Today, I am going to skip my NFL Top Five since Week 17 never finished. At the time of this writing, Buffalo cornerback Damar Hamlin remains in critical condition following his cardiac event during the suspended Bills-Bengals game on Monday night. After the regular season ends, in whatever way the NFL chooses, I will have a final Top Five.

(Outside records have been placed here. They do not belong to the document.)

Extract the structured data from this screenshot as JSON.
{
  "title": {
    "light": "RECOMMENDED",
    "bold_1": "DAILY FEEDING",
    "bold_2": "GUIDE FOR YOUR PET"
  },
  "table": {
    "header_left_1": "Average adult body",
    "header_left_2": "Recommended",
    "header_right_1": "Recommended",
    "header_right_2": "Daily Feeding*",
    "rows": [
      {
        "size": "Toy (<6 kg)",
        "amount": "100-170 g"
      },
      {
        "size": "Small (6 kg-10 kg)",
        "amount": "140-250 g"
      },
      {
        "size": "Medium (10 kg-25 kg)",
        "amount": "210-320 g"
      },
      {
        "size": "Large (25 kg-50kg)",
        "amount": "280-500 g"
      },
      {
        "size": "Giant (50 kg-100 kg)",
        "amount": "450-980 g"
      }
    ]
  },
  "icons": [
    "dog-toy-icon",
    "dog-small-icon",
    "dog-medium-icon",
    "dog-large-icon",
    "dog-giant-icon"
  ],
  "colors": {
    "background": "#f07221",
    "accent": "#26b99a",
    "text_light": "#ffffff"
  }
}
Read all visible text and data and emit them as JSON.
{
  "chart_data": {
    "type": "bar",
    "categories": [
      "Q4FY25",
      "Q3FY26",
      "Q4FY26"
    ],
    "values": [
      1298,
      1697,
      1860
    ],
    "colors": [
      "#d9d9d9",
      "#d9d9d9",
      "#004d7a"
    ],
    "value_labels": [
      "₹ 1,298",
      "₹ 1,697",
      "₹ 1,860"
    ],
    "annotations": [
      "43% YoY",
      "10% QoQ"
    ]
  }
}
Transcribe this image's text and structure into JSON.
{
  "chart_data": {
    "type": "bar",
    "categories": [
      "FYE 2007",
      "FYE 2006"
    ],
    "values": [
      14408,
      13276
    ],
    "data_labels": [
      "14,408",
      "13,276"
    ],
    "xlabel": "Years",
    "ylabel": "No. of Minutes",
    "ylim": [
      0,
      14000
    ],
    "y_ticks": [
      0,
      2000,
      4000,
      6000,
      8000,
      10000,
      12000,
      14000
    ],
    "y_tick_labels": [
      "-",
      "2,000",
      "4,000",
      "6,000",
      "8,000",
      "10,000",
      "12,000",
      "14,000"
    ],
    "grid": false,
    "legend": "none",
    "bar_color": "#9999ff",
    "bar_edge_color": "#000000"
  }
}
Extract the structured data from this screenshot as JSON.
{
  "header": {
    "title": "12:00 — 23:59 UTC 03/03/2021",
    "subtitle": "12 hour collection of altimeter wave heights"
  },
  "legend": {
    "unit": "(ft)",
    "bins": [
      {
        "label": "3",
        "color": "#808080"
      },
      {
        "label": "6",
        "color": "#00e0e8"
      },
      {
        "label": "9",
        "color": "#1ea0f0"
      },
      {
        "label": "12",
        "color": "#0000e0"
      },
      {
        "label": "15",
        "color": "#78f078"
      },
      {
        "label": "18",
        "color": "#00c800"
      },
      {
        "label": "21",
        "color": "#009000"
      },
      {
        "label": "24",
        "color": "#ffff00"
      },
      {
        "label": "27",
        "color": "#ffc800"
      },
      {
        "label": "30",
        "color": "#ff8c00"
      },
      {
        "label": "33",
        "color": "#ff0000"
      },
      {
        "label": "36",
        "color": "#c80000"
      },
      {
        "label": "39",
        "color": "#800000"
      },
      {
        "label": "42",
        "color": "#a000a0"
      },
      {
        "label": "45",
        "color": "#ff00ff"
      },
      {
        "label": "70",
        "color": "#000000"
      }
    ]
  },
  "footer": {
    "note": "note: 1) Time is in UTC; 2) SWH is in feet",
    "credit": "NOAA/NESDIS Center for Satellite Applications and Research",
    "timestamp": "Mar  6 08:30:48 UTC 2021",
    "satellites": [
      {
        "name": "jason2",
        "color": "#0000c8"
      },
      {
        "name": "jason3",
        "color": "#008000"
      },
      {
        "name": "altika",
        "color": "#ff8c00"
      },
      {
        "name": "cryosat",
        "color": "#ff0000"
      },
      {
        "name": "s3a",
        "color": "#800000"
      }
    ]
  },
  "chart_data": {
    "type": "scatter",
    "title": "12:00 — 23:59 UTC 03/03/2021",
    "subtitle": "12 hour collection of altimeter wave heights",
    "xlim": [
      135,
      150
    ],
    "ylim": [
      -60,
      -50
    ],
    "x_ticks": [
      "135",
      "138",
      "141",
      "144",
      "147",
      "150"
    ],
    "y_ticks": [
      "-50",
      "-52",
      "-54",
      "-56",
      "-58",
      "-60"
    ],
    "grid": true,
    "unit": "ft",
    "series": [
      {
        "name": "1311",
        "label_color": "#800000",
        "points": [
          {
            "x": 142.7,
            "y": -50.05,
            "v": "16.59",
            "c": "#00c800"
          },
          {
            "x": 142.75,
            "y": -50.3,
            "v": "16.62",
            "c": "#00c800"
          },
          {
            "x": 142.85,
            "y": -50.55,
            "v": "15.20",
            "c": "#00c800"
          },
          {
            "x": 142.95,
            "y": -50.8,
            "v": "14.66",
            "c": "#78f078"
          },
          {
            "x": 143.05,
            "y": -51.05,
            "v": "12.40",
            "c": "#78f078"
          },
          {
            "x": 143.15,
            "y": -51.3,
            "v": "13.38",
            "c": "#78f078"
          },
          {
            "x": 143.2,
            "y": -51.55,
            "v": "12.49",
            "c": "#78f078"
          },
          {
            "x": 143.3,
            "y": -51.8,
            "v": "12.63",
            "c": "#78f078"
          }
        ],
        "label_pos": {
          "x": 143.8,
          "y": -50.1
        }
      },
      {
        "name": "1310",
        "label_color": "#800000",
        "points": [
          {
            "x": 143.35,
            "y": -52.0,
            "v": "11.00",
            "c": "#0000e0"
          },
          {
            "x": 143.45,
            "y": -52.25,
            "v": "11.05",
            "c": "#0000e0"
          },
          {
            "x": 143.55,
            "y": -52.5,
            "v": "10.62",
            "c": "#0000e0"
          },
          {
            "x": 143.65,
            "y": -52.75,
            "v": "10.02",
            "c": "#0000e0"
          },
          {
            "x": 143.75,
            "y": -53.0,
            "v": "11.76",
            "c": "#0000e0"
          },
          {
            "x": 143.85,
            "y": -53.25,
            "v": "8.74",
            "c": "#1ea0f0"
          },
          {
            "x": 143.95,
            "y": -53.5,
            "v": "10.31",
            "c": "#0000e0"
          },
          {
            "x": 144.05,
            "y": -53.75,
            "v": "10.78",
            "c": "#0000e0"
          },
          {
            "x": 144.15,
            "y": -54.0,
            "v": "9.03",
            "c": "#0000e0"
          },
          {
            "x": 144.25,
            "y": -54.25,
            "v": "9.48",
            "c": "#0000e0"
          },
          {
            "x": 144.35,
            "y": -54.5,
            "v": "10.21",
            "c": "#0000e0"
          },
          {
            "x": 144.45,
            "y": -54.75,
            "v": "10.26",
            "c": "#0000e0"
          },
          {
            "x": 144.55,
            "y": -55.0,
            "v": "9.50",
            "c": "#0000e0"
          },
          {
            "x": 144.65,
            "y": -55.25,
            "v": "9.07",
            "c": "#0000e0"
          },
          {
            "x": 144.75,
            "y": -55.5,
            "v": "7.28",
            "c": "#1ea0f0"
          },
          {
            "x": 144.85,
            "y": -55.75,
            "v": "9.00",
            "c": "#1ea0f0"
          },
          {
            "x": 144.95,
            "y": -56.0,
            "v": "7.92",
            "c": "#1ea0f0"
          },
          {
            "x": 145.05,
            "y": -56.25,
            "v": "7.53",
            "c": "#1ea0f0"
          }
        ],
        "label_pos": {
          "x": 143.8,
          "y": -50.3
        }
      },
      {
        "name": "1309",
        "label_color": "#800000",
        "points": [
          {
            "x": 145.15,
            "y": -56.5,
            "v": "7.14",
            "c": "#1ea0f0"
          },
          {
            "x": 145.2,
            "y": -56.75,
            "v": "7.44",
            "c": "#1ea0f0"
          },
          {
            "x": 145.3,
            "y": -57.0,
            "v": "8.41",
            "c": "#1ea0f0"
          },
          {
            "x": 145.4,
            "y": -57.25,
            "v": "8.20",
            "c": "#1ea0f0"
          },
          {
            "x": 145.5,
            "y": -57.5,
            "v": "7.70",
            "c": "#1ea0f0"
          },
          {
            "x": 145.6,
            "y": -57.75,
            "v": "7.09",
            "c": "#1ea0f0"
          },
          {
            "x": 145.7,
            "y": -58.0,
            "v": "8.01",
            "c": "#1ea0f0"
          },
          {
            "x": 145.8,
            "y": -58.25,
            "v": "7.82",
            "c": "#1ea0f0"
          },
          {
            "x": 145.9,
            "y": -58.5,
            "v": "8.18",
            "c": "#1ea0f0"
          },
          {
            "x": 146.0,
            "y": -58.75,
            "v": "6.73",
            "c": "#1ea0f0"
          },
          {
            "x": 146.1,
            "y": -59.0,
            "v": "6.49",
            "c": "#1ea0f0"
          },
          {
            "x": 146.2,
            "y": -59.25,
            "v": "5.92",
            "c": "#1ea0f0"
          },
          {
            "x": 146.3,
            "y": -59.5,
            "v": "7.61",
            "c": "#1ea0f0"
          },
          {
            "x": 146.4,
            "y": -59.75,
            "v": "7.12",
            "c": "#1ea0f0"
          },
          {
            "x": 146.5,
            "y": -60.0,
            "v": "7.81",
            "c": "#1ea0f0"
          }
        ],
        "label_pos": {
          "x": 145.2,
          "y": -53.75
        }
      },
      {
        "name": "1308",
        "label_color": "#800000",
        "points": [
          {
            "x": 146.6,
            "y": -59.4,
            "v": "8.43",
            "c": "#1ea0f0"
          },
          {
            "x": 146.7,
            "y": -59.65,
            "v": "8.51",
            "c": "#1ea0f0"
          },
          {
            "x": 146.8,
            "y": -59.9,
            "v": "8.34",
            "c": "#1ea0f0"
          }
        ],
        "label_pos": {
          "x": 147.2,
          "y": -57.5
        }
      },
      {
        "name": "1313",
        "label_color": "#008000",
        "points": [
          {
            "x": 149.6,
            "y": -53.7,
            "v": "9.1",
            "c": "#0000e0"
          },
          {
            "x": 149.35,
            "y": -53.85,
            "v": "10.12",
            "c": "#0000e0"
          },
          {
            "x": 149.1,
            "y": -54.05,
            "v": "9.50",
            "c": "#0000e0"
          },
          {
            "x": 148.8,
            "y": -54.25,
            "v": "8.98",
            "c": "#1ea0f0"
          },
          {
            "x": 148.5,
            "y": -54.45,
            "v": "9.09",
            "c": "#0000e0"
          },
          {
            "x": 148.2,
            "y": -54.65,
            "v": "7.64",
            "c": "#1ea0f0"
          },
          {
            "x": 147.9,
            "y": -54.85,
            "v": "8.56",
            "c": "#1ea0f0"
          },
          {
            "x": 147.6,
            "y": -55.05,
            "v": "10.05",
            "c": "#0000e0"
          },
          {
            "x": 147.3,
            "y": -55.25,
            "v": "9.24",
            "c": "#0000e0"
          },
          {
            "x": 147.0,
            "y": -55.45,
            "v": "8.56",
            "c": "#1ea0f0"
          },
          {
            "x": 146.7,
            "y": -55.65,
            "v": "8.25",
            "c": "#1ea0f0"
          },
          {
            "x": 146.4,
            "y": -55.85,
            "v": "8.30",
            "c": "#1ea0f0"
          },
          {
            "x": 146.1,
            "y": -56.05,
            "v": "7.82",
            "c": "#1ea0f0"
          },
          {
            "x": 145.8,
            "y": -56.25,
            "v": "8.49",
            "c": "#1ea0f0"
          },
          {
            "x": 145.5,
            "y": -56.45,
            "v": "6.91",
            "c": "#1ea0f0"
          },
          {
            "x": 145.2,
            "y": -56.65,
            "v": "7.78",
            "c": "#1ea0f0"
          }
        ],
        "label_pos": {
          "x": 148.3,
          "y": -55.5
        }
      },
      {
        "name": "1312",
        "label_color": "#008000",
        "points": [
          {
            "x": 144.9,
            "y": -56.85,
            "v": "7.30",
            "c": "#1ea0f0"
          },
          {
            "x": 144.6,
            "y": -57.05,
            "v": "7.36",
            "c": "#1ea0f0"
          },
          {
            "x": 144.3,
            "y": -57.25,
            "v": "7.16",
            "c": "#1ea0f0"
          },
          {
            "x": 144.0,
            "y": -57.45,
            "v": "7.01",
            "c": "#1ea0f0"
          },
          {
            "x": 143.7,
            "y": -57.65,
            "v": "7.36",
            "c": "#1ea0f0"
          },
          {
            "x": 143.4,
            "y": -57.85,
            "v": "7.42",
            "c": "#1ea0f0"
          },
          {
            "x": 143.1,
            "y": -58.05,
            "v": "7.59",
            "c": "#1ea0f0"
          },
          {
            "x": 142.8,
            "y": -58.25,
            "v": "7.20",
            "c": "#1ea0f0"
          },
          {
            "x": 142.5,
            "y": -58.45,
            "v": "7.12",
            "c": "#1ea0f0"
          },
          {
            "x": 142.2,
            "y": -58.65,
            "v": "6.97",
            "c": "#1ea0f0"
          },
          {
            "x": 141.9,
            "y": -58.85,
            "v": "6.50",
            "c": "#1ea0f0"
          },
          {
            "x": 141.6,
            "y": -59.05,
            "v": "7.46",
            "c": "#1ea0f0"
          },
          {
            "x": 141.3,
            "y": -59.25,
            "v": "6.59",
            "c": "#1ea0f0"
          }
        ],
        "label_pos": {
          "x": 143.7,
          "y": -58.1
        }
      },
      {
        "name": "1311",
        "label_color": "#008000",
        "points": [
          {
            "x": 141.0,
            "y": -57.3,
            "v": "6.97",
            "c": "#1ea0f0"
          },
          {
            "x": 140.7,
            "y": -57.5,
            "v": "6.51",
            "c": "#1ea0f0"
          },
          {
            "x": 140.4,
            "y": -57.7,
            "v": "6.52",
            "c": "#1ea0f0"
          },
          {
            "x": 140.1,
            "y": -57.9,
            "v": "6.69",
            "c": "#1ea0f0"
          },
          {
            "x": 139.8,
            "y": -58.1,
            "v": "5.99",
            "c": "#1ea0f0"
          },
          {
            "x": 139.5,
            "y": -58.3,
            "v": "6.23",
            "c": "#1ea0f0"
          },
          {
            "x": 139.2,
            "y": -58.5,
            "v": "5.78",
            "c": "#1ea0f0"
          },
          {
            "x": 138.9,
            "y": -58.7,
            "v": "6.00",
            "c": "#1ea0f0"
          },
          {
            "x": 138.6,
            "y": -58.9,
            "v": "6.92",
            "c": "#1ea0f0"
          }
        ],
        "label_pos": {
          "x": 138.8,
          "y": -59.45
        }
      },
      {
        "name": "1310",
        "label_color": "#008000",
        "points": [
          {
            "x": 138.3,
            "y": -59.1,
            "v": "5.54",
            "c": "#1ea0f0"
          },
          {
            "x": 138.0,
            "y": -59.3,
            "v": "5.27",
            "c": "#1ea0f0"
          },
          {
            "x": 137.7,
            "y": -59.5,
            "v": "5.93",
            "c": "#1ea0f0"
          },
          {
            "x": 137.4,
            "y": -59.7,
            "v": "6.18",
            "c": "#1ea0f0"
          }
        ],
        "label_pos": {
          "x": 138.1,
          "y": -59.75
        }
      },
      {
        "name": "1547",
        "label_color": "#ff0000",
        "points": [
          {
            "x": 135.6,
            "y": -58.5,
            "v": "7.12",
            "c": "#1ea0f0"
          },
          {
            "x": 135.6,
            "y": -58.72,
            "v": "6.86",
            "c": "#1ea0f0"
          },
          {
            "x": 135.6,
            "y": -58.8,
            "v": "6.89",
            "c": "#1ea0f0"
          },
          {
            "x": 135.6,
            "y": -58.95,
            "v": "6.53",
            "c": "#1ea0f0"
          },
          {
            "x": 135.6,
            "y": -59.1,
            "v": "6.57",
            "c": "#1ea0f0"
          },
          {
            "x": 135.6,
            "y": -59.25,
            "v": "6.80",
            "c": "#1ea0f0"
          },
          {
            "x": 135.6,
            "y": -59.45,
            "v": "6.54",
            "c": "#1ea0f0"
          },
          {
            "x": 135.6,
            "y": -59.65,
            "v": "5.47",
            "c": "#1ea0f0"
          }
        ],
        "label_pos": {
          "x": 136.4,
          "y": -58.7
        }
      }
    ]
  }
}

We are five days into 2023. It wasn’t a good start to the new year, since Ohio State lost to Georgia literally as the clock struck midnight. It will get a lot better if the Cavs can make it to the NBA Finals without precious King James. Here are five other things that I’d like to see happen in 2023:

  • 5. Kanye West never speaks again.
  • 4. A whitewash of all Kardashian and Jenner mentions from news and social media.
  • 3. My dad stops getting lost driving around the town of Quincy, where he has lived since 1998. (Editor’s note: For the record, his dad got lost driving around Beardstown.)
  • 2. More places offering ice cream delivery.
  • 1. No. More. Pandemics.

In closing, I’d like you all to check out my new blog: One Geoff Nation , where I ramble about nonsense on a daily basis.

Steve Thought O’ The Day — Eighinger’s have all been rambling on about nonsense for decades.

Steve Eighinger writes daily for Muddy River News. Vasco da Gama he ain’t.